Network Security
With support for various types of ACLs, port security, IP-MAC-port binding, and other security technologies, the RG-S2910-H can effectively prevent various ARP spoofing and proactively protect against various DoS and DDoS attacks.
It supports Ruijie CPU Protection Policy (CPP) and Network Foundation Protection Policy (NFPP). The two technologies can be used to differentiate data flows destined for the CPU and assign priorities to queues for different processing. Moreover, the device delivers real-time bandwidth limiting to protect the CPU from being occupied by unauthorized traffic and malicious attacks, which guarantees stable CPU operation. It rate-limits ARP packets, ICMP request packets, and DHCP request packets sent by users on a network, and discards the packets of which the transmit rate exceeds the rate limit. It can also identify attacks and isolate users that launch attacks, ensuring secure and stable operation of the entire network.
VSU
Virtual Switching Unit (VSU) enables multiple physical devices to be virtualized into one logical device. The physical devices use the same IP address, Telnet process, and CLI for management, and support automatic version check and automatic configuration. In this context, a network administrator only manages one logical device, improving working efficiency and experience.

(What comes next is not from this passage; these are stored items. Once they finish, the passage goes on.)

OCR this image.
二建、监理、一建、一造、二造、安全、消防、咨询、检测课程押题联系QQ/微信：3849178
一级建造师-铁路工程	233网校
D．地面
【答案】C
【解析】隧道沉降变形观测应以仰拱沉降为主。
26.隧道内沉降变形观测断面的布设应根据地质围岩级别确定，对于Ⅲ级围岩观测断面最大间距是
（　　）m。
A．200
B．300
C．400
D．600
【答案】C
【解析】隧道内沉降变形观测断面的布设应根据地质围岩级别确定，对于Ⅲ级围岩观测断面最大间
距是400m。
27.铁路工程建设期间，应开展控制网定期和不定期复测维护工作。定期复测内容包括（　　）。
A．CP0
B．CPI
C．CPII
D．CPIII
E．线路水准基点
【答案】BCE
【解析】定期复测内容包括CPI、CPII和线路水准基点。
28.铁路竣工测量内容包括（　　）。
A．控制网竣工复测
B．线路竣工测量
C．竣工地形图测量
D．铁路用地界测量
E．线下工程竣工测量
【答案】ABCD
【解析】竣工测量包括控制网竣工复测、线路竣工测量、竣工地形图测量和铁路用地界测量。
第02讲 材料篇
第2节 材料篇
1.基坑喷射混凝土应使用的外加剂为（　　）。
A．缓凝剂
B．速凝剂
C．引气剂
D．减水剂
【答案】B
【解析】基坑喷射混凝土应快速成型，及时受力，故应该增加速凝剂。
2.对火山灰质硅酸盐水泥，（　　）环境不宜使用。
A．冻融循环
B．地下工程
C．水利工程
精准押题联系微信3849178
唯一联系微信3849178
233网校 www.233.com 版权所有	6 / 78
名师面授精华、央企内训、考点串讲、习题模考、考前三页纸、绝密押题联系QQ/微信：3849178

Simplified management: The network administrator can manage multiple switches uniformly without connecting to each switch for separate configuration and management.
Simplified network topology: A VSU serves as a switch on a network and connects to peripheral devices through aggregate links. Therefore, no Layer 2 loop occurs and MSTP configuration is not required. Various control protocols can run on the VSU.
Fault rectification within milliseconds: A VSU connects to peripheral devices through aggregate links. If one device or member link in the VSU malfunctions, data and services can be switched to another member link within only 50 ms to 200 ms.
High scalability: Devices can be added to or removed from a virtualized network, without affecting normal operation of other devices.
Increase in return on investment: Aggregate links are used for connecting the VSU to peripheral devices, implementing link redundancy and load balancing. All network devices and bandwidth resources are fully leveraged. Any type of 10GE ports can be used to establish a VSU over any data transmission cable, without requiring additional cable or expansion card configurations. There are no limitations on the port or cable types used, which maximizes user investment protection.
Standard Protocols for Easier Device Interworking
The RG-S2915-L series switches support the Ethernet Ring Protection Switching (ERPS) technology, which is a Layer 2 link redundancy protocol designed for the core Ethernet. The master device is used to block loops and restore links, and the non-master device directly reports the link status to the master device, without any processing from other non-master devices. Therefore, loop elimination and restoration time of ERPS is faster than that of STP. ERPS supports link restoration within milliseconds.
SDN for Future Service Development
The RG-S2910-H supports OpenFlow, and can be used with Ruijie Networks' Software-defined Networking (SDN) controller to easily realize large-scale 2-layer networking architecture. It also supports smooth upgrade of the entire network to an SDN network, which greatly simplifies network management while reducing maintenance costs.